E’ innegabile che il nostro debito pubblico abbia raggiunto livelli altissimi e non possiamo continuare immaginando che lo pagheranno le future generazioni. Mi auguro che la crisi diventi un catalizzatore positivo che acceleri una presa di coscienza collettiva che metta in moto la reazione buona, che non conti più esclusivamente sul sussidio ma sul “fare”.
Il presidente di Confindustria punta l‘indice contro la politica di sussidi ricordando che le risorse non sono infinite. Un commento
Vale quanto si diceva prima. Le risorse per i sussidi sono finite. La cultura esclusiva del sussidio pare dettata da opportunità politiche. Questo è purtroppo un tempo privo del “coraggio del bene”. La solidarietà è un grande valore ma è fondamentale coniugarla col senso di responsabilità e con l’azione costruttiva.
Per accedere al Recovery Fund, l’Italia è chiamata a promuovere riforme in linea con le priorità Ue. C’è chi boccia l’idea di parametri e condizioni e chi invece ne coglie lo stimolo per svecchiare il Paese. Lei cosa pensa?
E’ indubbio che il Paese vada svecchiato e semplificato. Il piano non può prescindere dall’immaginare un paese nuovo. Occorrerà visione e coraggio, tuttavia questo è il momento propizio.

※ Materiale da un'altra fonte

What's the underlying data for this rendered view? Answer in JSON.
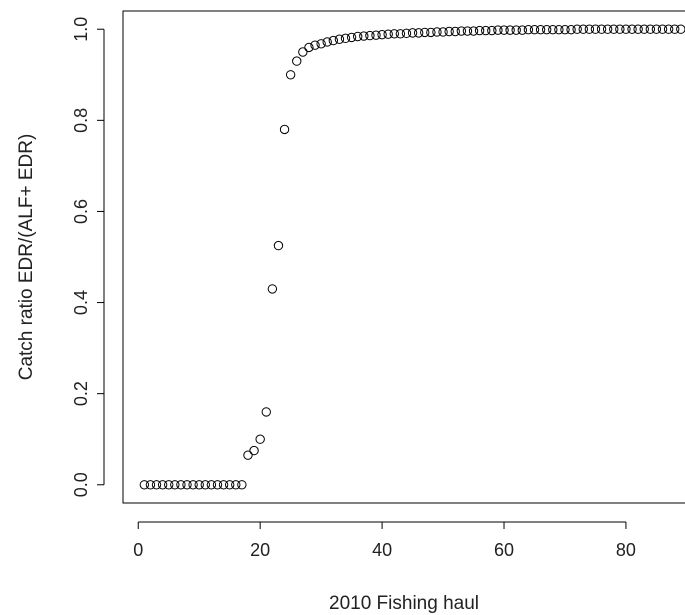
{
  "chart_data": {
    "type": "scatter",
    "title": "",
    "xlabel": "2010 Fishing haul",
    "ylabel": "Catch ratio EDR/(ALF+ EDR)",
    "xlim": [
      -2.5,
      91
    ],
    "ylim": [
      -0.04,
      1.04
    ],
    "xticks": [
      0,
      20,
      40,
      60,
      80
    ],
    "xtick_labels": [
      "0",
      "20",
      "40",
      "60",
      "80"
    ],
    "yticks": [
      0.0,
      0.2,
      0.4,
      0.6,
      0.8,
      1.0
    ],
    "ytick_labels": [
      "0.0",
      "0.2",
      "0.4",
      "0.6",
      "0.8",
      "1.0"
    ],
    "grid": false,
    "marker": "open-circle",
    "colors": {
      "marker": "#000000",
      "axis": "#000000"
    },
    "series": [
      {
        "x": [
          1,
          2,
          3,
          4,
          5,
          6,
          7,
          8,
          9,
          10,
          11,
          12,
          13,
          14,
          15,
          16,
          17,
          18,
          19,
          20,
          21,
          22,
          23,
          24,
          25,
          26,
          27,
          28,
          29,
          30,
          31,
          32,
          33,
          34,
          35,
          36,
          37,
          38,
          39,
          40,
          41,
          42,
          43,
          44,
          45,
          46,
          47,
          48,
          49,
          50,
          51,
          52,
          53,
          54,
          55,
          56,
          57,
          58,
          59,
          60,
          61,
          62,
          63,
          64,
          65,
          66,
          67,
          68,
          69,
          70,
          71,
          72,
          73,
          74,
          75,
          76,
          77,
          78,
          79,
          80,
          81,
          82,
          83,
          84,
          85,
          86,
          87,
          88,
          89
        ],
        "y": [
          0,
          0,
          0,
          0,
          0,
          0,
          0,
          0,
          0,
          0,
          0,
          0,
          0,
          0,
          0,
          0,
          0,
          0.065,
          0.075,
          0.1,
          0.16,
          0.43,
          0.525,
          0.78,
          0.9,
          0.93,
          0.95,
          0.96,
          0.965,
          0.968,
          0.972,
          0.975,
          0.978,
          0.98,
          0.982,
          0.984,
          0.985,
          0.986,
          0.987,
          0.988,
          0.989,
          0.99,
          0.99,
          0.991,
          0.992,
          0.992,
          0.993,
          0.993,
          0.994,
          0.994,
          0.995,
          0.995,
          0.996,
          0.996,
          0.996,
          0.997,
          0.997,
          0.997,
          0.998,
          0.998,
          0.998,
          0.998,
          0.998,
          0.999,
          0.999,
          0.999,
          0.999,
          0.999,
          0.999,
          0.999,
          0.999,
          1,
          1,
          1,
          1,
          1,
          1,
          1,
          1,
          1,
          1,
          1,
          1,
          1,
          1,
          1,
          1,
          1,
          1
        ]
      }
    ]
  }
}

La ricostruzione di un Paese dovrebbe partire dalla scuola. Proprio nella scuola Lei trovò la rampa di lancio di una brillante carriera. Che opinione ha della scuola italiana del Duemila?
Certo, la scuola è un capitolo fondante. Occorrerà coniugare meglio lo studio e il lavoro per accelerare l’indice di maturità degli studenti. La scuola è per definizione sempre buona. Io non ho facoltà preveggenti né formule già scritte.
La scuola sarà tanto più ricca di frutti se coloro che la progettano saranno ricchi di capacità progettuali e di talento. Incasseremo insomma quello che andremo seminando.
Uno dei punti di forza di Interpump è la strategia delle acquisizioni. Lei acquisisce concedendo all’azienda la possibilità di mantenere il capitale umano. Perché questa scelta?
Io credo che dentro tutte le imprese ci sia una storia di pensiero, di fatiche, di errori e di successi; considero questo un patrimonio da non perdere ma eventualmente da integrare. Chi acquista aziende e le colonizza, butta via il patrimonio di cui parlavo prima e l’acquisitore resta sempre solo col suo pensiero. Se invece conserva, valorizza e integra, il suo pensiero cresce ogni volta che acquisisce una storia.
Interpump è appena entrata a far parte dell’indice FTSE Mib, fra le 40 principali società quotate italiane. Quali sono i prossimi obiettivi strategici e finanziari del gruppo nel medio termine?
Il pensiero è sempre quello: semplice e antico. Chi fa questo mestiere che io definisco il mestiere della speranza, ha un obiettivo solo e un solo credo: crescere. Che significa diventare migliori, più forti, crescere nella qualità, nell’organizzazione, nella trasparenza, nella sostenibilità: insomma lavorare per diventare migliori, coltivare l’ossessione buona del meglio, ogni giorno, in ogni decisione. Pertanto noi continueremo così, come sempre, con la voglia e la speranza di diventare più belli.